Second, we must honor the struggle to achieve marriage. Nothing society enforces is easy, or we would not need to enforce it. To "do the right thing" requires resisting temptation. To restore marriage requires that people who are married struggle to maintain their relationships when it seems difficult. It requires that the non-married avoid pregnancy when it is easier not to. To admit the struggle is different from tolerance. We must sympathize with those who have difficulty with the norm – yet still expect compliance.

How to square that circle is the center of the marriage problem. In other areas, society has managed to maintain clear standards, yet allows people repeated chances to achieve them. We allow people to drop out of school, yet return and graduate later. We allow people to fail at one business, yet start another. It's hard to win the game, but the game is never over. We are demanding, yet understanding. In marriage, we need to restore clear norms while also accepting that marriage is difficult. How to do both should be the chief subject of the new marriage conversation.

Advice for a New Conversation on Marriage

Leah Ward Sears is Former Chief Justice of the Supreme Court of Georgia.

The Prayer of Saint Francis of Assisi says:

Lord, make me an instrument of your peace. Where there is hatred, let me sow love; where there is injury, pardon; where there is despair, hope; where there is darkness, light; and where there is sadness, joy.

For all who seek to engage in a new conversation on marriage, this, too, should be the prayer.

That is to say, going forward, when talking about marriage, particularly as it pertains to same-sex couples, all sides need to be prepared to compromise. It's time for the jousting, strutting about, chest pumping, and mouthing off that has become the norm for both sides of the gay marriage debate, to end. Instead, let's put our heads together and come up with the best ideas to resolve this issue in a peaceful and mutually acceptable manner. Compromise means, of course, that all must accept some things we don't want in order to get some things we do.

Compromise is the cornerstone to a true democracy. Without it, our government wouldn't be what it is today. Why? First, because in the United States, all people are considered equal; and, second, because our founders knew that no one side will always have the answer. If a group is allowed to have its way without compromise, the equality of the rest of society–often minorities and those who are least represented–could be jeopardized. And that would undermine the core principles upon which this nation was founded.

Some think that it's a good thing to be "uncompromising." And occasionally I believe that to be the case, particularly when you're combatting evil. But the truth of the matter is that nobody gets through even one week without compromising some principles. In our homes, our relationships, at work, and in life in general, we must all compromise, like it or not.

But compromise can't be achieved if the dialogue is all about blaming and shaming. There must be an open dialogue that includes a full and free discussion, conversation and sharing. This dialogue must involve civilized adults laying their concerns and their pain on the table and educating each other from an empathetic standpoint. It includes adults talking about their differences with an appreciation for the importance of fair-mindedness, self-control and respect for the person with the differing opinion.

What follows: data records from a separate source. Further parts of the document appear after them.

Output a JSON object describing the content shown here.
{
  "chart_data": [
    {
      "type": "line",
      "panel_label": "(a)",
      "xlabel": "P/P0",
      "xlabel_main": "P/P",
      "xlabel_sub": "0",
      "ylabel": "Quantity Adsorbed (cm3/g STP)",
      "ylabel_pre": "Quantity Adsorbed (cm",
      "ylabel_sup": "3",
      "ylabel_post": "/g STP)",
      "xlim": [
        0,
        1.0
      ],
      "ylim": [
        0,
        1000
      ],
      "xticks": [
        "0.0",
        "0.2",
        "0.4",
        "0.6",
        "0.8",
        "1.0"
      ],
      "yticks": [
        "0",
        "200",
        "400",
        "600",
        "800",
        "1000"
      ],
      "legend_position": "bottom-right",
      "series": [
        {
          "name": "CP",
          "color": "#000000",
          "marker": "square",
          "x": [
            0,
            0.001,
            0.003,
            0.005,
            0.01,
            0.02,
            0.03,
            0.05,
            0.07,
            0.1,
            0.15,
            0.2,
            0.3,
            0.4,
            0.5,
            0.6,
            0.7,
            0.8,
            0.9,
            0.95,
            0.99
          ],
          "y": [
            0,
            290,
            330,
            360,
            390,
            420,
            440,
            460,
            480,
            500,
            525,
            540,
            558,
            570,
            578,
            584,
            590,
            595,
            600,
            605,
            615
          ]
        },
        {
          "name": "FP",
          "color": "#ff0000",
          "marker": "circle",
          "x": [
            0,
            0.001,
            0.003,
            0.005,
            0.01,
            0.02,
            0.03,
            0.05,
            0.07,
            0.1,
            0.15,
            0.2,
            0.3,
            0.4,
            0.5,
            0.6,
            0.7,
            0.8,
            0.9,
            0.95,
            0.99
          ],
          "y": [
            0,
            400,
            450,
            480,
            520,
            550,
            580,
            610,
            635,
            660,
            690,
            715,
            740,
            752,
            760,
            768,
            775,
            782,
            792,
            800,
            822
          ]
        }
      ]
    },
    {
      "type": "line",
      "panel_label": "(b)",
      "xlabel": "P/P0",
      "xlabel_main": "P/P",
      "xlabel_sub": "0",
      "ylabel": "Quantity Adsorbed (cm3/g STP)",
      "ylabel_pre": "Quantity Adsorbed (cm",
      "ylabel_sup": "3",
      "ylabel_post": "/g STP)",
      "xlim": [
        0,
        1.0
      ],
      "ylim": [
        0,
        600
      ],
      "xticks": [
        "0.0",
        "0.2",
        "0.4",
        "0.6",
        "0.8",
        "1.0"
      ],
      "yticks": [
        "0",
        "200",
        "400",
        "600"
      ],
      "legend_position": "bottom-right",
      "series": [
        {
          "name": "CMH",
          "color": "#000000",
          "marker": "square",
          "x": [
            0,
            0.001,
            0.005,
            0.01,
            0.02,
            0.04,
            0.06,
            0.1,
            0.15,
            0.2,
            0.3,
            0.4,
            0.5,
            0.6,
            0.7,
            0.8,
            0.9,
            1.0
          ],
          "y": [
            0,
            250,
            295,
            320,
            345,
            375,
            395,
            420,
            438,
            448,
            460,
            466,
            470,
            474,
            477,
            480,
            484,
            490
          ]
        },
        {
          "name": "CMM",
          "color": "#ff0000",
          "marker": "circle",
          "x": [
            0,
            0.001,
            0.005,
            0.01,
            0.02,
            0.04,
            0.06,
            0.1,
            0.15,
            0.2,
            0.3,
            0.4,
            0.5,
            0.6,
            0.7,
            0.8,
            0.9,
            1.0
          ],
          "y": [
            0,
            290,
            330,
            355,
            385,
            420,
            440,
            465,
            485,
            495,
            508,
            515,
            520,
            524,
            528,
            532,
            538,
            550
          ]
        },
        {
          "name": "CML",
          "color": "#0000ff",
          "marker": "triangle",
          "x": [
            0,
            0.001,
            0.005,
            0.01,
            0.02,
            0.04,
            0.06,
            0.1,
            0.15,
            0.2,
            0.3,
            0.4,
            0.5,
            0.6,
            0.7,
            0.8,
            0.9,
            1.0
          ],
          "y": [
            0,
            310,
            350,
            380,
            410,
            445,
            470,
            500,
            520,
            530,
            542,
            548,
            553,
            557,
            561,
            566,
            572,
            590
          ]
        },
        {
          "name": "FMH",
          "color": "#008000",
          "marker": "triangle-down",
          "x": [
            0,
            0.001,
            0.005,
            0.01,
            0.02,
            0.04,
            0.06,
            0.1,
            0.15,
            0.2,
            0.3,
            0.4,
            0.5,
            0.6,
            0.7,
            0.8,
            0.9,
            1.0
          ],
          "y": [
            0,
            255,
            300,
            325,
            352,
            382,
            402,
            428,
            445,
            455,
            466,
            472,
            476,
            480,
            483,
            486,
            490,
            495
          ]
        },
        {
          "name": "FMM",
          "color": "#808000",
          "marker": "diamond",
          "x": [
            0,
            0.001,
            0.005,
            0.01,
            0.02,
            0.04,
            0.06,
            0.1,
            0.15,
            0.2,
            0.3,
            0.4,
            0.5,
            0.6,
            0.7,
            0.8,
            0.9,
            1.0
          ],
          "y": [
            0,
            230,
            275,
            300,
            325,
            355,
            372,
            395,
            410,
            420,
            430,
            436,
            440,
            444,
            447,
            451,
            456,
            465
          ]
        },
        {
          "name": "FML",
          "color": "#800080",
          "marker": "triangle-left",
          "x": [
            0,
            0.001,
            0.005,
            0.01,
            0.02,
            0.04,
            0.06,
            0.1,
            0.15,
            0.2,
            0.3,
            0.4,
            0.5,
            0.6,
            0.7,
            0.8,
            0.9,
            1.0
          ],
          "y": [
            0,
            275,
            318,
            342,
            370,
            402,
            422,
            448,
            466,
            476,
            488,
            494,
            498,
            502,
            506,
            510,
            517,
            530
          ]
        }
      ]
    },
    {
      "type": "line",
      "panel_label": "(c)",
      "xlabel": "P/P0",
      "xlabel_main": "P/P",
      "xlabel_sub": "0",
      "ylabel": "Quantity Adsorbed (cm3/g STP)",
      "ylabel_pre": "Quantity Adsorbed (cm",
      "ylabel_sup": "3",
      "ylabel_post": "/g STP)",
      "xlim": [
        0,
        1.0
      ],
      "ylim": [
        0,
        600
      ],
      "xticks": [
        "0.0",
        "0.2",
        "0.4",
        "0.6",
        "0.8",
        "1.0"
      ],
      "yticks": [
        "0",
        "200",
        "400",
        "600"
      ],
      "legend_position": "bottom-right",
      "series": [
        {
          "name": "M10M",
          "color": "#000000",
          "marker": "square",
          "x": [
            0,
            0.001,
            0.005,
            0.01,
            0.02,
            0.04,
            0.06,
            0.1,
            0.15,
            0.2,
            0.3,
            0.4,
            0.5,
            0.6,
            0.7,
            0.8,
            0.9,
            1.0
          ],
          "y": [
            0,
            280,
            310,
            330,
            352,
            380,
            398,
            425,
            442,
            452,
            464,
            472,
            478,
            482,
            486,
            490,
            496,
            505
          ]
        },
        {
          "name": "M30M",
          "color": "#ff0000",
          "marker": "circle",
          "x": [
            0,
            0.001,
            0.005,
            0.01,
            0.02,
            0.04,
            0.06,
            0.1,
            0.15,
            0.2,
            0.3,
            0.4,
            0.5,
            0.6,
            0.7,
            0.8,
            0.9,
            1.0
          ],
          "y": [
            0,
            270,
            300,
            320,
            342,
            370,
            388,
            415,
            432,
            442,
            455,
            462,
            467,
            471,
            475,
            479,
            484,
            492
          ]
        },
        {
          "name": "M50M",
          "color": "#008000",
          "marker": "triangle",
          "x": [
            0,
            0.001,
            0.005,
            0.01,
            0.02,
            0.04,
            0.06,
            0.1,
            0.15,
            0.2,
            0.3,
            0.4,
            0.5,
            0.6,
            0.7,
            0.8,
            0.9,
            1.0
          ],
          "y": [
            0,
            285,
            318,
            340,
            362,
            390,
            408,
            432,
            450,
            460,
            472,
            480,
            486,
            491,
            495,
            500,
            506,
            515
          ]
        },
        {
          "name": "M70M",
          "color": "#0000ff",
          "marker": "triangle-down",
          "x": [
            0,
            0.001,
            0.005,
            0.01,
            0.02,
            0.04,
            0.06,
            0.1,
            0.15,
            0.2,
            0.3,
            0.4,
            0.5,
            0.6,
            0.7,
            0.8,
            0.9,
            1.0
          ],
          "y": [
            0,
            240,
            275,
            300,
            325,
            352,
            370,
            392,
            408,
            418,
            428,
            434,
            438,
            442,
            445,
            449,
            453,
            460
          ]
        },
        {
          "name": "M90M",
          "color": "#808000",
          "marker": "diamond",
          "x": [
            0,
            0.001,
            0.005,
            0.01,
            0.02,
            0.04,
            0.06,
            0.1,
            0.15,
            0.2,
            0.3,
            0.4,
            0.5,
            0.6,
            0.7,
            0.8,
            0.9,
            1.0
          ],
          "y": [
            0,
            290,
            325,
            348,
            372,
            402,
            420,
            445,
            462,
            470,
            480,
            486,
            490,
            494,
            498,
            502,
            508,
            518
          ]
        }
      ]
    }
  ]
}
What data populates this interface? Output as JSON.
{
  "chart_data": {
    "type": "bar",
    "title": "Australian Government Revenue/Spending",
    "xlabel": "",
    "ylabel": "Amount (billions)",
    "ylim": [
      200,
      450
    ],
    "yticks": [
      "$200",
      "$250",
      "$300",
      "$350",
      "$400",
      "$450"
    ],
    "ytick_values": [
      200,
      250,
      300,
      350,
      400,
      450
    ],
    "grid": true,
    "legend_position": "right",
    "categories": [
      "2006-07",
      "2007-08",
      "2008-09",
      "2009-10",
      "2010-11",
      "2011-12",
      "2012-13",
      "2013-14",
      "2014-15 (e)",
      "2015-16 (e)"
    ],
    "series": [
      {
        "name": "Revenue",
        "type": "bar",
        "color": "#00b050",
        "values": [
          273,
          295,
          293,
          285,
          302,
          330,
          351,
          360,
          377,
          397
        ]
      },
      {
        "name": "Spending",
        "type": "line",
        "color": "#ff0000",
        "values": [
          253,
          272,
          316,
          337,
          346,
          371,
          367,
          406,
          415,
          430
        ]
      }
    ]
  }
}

The prayer of St. Assisi goes on to say:

O Divine Master, grant that I may not so much seek to be consoled, as to console; to be understood, as to understand; to be loved, as to love, for it is in giving that we receive.

These words have thus far been ignored in our conversations about marriage. Both sides of "the marriage issue" have dug in their heels, closed their minds, clenched their fists, and, as a result, have not gotten this country very far. "A New Conversation" means that here and now we can change all of that. We can talk to each other, not past each other. We can listen. We can compromise. We can figure this out.

For the sake of this great nation we all love so much, we must figure this out together.